"Aku nggak mau mendahului takdir, Sel. Mungkin saja."
Aku tak ingin melanjutkan pertanyaan-pertanyaan lain yang sesungguhnya saling beradu untuk diucapkan. Jawaban Arjo sedikit membuatku tenang, artinya ada kesempatan, buatku.
*
Setelah perbincangan hari itu, Arjo menunjukkan sikap yang janggal. Ia sering tidak merespons teleponku. Jika pun diangkat, ia akan bilang sedang sibuk kuliah. Ajakan ke gereja pun selalu ditolaknya, ia mengatakan bahwa sekarang jadwal misa disesuaikan dengan keinginan ibunya yang kerap berubah-ubah tergantung mood-nya.
Sampai akhirnya aku nekad, aku menunggunya dari pagi hingga malam di gereja yang biasa kami datangi, mereka tidak datang ke sana. Aku mulai merasa Arjo memang benar-benar menghindariku, mungkin ia merasa terganggu dengan pertanyaanku tempo hari.

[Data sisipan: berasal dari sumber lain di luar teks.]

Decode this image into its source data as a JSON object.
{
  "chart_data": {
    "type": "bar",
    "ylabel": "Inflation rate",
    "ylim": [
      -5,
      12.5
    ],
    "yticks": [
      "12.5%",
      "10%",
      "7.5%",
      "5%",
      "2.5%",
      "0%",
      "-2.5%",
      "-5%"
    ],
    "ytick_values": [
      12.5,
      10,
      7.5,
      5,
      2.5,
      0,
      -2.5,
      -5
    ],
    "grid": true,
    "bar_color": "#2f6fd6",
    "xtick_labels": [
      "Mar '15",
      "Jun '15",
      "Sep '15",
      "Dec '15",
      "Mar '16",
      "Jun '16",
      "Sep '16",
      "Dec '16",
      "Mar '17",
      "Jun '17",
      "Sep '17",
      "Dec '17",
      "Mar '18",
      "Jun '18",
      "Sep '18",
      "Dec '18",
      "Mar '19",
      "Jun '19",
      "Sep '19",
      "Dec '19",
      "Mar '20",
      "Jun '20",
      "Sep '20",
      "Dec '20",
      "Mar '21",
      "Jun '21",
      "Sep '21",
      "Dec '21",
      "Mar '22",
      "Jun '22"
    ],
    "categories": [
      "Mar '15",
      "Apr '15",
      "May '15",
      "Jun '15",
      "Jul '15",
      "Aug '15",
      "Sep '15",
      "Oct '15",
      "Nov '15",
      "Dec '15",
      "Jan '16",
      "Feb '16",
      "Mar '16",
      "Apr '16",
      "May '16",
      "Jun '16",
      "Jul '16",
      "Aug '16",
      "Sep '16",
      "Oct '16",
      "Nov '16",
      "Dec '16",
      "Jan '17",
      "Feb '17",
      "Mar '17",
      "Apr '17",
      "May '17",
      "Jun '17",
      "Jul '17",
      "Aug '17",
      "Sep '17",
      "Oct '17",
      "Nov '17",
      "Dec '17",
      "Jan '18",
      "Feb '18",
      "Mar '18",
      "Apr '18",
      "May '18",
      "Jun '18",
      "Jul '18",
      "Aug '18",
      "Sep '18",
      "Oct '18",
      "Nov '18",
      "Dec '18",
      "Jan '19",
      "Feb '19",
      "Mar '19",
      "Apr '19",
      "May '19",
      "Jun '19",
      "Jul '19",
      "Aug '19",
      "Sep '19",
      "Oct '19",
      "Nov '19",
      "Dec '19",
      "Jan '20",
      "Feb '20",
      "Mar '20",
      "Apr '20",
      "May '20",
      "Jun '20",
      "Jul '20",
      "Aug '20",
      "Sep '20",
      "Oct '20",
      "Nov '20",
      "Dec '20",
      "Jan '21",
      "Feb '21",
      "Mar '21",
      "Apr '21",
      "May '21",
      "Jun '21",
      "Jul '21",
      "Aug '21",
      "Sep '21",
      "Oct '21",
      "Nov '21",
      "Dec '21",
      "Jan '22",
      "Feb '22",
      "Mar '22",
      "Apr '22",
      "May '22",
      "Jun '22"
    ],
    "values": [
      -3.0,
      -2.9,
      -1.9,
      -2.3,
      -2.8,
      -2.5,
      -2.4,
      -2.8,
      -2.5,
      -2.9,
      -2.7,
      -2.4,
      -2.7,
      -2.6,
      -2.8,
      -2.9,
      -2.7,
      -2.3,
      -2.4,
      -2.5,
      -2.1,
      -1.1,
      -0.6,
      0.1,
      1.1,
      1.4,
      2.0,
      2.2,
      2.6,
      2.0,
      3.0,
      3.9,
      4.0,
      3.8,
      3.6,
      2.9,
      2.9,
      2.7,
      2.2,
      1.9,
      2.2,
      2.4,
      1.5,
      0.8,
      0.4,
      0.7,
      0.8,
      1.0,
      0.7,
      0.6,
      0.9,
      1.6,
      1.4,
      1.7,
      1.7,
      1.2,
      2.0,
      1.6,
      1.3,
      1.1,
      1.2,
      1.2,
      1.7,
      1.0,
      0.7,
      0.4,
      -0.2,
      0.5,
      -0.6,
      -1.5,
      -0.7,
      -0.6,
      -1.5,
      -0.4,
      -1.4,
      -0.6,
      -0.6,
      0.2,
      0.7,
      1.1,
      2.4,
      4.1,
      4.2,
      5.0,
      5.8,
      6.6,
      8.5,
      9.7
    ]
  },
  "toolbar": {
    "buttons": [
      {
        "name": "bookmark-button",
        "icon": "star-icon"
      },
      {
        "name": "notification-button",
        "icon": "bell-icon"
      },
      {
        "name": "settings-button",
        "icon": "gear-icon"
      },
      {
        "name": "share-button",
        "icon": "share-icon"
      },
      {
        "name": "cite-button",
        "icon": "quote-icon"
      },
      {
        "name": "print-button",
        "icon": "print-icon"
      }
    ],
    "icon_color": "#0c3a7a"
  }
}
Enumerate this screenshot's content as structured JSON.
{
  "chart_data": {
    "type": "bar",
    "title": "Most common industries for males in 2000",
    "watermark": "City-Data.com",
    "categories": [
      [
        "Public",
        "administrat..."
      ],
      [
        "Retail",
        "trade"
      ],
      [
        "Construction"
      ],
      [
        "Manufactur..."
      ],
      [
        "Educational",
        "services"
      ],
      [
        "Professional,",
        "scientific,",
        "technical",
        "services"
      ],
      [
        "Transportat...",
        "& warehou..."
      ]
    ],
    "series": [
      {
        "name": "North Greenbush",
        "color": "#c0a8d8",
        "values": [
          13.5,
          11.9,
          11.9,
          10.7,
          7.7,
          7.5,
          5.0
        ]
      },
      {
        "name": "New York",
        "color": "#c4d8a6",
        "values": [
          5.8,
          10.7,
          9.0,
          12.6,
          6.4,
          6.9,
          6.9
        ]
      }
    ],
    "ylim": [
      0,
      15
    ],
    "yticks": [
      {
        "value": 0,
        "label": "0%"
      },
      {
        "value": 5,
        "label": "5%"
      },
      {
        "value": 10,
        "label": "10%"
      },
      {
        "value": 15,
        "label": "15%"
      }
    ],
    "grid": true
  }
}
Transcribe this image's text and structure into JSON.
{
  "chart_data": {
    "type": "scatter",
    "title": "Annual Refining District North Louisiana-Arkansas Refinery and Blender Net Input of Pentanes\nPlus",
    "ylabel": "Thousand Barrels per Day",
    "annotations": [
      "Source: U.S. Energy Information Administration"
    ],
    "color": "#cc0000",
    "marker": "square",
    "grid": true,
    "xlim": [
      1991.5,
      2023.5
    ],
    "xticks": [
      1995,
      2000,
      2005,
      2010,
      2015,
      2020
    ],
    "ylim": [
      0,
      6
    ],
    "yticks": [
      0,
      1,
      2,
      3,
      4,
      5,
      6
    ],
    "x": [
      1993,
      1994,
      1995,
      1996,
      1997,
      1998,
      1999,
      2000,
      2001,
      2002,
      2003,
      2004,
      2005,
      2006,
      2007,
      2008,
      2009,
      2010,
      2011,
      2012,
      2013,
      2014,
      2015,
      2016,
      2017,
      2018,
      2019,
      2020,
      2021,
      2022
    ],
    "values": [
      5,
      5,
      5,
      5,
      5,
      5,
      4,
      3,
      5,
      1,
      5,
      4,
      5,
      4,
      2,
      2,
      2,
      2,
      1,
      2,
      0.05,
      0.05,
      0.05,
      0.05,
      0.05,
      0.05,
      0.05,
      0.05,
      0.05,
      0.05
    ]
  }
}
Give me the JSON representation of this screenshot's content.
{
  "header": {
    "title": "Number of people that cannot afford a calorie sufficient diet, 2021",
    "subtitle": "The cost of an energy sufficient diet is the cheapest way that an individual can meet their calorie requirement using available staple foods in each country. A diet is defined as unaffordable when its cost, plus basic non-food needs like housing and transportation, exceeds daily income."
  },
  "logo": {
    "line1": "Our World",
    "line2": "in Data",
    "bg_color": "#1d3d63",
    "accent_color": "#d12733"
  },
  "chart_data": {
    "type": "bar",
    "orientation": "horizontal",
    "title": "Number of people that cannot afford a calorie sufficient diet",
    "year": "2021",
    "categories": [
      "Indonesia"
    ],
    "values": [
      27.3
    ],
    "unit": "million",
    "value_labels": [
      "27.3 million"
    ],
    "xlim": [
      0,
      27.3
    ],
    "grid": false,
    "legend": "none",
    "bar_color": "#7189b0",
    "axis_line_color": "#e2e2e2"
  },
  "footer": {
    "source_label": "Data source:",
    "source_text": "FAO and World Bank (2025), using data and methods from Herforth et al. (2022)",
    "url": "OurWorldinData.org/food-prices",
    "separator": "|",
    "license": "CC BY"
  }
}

Aku coba mengajaknya bertemu, bahkan kubilang untuk yang terakhir kali. Arjo menerimanya.
Sore itu, hari Sabtu.
Aku ingat betul ekpresinya yang sangat berbeda dari biasanya. Aku langsung menyampaikan keresehanku padanya, bagaimana aku merasa kehilangan teman bicara.
"Apakah aku salah jika aku bersikap seperti ini?" tanya Arjo dingin.
"Tidak salah jika aku tahu apa alasannya."
"Aku tahu apa yang kau inginkan, tapi jujur, itu jauh dari bayanganku."